Our challenges notwithstanding, we fare well on governance across all indices and boast the freest press in Africa, and our global free press ranking ahead of leading democracies such as France and the United States is highly commendable. Moreover, we are globally recognised as a leading country in conservation, which is not a small feat at a time when humanity is facing a climate emergency, and not to mention pandemics, which are a consequence of how we live as human beings. On the whole, with regard to the great causes and challenges facing humanity, Namibia, by virtue of her history, takes a principled moral and utilitarian stance in support of peace, justice, solidarity and multilateralism. These assets, which we have developed over the past 32 years, constitute the power of our example, of which some would be classified as the soft power of a nation by the leading scholar of International Relations, Joseph Nye Jr. 

In the execution of foreign policy, our domestic successes and our approaches to the challenges we face are without question an essential part of the explanatory equation. However, as President Geingob enters the final sprint of his Presidency, the crucial question is how his diplomatic style, the values of tolerance, the inclusive and effective governance principles he continues to espouse at home and abroad with remarkable consistency, have elevated our stock as an attractive country, and shaped our foreign policy in unprecedent ways.  After all, when the Emir of Qatar; or President Paul Kagame of Rwanda invites our President; or when the Prime Minister of Norway calls on President Geingob to join the Oceans Panel, the person who occupies the Presidency is a pivotal consideration, just like the country. When foreign leaders call on President Geingob for advice, they do so because they have trust in the moral clarity, thought leadership and ideological vision of the Namibian Head of State. It does suggest that there is overwhelming consensus that leaders and their personas as foreign policy trustees do matter in the conduct of diplomacy.

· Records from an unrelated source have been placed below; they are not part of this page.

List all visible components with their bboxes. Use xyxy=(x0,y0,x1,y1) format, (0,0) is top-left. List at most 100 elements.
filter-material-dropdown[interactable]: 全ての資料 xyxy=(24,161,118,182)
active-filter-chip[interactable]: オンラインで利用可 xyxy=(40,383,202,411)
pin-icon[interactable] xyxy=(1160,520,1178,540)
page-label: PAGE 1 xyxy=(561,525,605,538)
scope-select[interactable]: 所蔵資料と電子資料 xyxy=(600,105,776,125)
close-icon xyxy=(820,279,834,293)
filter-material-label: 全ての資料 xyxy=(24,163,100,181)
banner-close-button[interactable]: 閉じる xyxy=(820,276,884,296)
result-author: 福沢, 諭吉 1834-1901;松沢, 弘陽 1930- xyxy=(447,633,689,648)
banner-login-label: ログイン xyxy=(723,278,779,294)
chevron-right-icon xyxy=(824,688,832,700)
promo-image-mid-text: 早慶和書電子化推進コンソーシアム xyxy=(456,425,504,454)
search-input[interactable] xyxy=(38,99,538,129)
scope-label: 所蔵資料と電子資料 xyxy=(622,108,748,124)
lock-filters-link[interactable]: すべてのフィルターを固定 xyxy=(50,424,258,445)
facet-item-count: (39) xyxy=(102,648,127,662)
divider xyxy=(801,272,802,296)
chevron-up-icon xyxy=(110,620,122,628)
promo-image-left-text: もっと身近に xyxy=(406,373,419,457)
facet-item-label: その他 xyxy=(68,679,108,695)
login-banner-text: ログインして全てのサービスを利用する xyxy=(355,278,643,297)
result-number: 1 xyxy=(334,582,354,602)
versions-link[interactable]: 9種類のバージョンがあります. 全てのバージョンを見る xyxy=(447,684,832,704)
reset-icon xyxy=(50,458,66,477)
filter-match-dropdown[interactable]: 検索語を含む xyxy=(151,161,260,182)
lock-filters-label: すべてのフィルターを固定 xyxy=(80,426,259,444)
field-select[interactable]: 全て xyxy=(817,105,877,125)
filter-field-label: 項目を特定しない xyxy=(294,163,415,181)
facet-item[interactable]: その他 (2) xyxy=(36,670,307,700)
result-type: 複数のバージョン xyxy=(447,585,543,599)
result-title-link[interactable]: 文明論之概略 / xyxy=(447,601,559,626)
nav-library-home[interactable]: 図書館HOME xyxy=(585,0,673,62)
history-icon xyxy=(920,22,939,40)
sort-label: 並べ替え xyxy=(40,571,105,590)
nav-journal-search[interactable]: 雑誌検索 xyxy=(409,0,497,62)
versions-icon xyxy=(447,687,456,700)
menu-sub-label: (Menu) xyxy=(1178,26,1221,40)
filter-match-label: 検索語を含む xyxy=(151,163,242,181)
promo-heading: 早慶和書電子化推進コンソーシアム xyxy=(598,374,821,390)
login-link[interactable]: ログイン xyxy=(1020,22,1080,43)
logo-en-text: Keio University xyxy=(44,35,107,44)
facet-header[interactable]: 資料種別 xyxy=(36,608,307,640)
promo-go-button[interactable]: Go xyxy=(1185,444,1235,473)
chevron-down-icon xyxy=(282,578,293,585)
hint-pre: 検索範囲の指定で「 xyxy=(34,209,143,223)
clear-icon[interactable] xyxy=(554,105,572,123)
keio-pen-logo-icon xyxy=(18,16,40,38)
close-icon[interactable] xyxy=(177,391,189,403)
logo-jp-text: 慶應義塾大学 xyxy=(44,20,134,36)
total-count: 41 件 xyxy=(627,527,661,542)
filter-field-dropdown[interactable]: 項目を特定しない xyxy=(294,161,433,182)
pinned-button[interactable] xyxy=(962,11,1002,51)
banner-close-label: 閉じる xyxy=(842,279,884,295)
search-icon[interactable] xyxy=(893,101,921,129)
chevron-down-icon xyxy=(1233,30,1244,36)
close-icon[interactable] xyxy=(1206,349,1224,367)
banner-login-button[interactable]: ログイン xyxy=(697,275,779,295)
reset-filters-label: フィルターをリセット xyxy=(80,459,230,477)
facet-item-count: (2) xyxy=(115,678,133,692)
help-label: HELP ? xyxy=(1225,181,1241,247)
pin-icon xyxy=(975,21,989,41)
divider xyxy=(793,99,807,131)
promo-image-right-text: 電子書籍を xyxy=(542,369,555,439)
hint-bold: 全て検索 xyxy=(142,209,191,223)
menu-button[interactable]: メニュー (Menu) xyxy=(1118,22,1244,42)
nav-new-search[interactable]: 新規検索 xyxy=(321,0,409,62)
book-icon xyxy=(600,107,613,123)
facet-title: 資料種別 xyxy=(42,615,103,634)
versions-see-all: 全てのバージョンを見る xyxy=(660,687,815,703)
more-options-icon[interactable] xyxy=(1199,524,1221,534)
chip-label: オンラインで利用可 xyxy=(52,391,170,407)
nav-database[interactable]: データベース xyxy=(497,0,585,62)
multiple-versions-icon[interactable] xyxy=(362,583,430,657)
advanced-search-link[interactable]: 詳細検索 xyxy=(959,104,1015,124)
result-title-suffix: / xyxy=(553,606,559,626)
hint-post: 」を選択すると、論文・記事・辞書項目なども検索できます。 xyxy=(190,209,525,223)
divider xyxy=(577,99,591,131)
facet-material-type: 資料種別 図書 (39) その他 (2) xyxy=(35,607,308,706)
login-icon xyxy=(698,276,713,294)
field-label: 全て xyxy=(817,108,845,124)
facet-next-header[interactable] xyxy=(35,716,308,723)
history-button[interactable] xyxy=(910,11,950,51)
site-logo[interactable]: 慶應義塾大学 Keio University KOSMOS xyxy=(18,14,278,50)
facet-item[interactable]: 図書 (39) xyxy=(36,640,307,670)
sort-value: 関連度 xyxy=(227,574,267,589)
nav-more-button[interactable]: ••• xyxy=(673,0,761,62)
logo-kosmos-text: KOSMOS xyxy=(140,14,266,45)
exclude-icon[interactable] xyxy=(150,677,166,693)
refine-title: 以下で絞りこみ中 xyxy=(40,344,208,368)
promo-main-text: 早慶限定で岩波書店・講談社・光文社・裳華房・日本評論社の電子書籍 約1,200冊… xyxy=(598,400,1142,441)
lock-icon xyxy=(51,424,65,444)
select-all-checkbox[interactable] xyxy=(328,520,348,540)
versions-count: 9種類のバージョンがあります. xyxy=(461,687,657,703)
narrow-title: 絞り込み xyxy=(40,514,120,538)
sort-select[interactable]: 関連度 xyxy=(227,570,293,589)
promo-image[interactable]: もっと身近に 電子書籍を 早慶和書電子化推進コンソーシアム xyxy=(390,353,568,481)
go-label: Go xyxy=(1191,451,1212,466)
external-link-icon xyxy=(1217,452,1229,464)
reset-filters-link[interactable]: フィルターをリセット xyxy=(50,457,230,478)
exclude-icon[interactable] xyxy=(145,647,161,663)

With President Geingob helming our foreign policy for the final leg of his Presidency, our profile is growing, and the President continues to emphasise socio-economic development as the key objective. As our national prestige takes giant leaps forward through presidential diplomacies, we need the dogs that do not bark among our citizenry to be outward-looking, and to support the efforts of the Head of State in order to develop our country. After all, foreign policy is about the development of our people. In that endeavour, no one, and no one should feel left out, including the dogs that do not bark in the dark.  

*Alfredo Tjiurimo Hengari is the Presidential Press Secretary and holds a PhD in International Relations from the University of Paris-Pantheon-Sorbonne, France.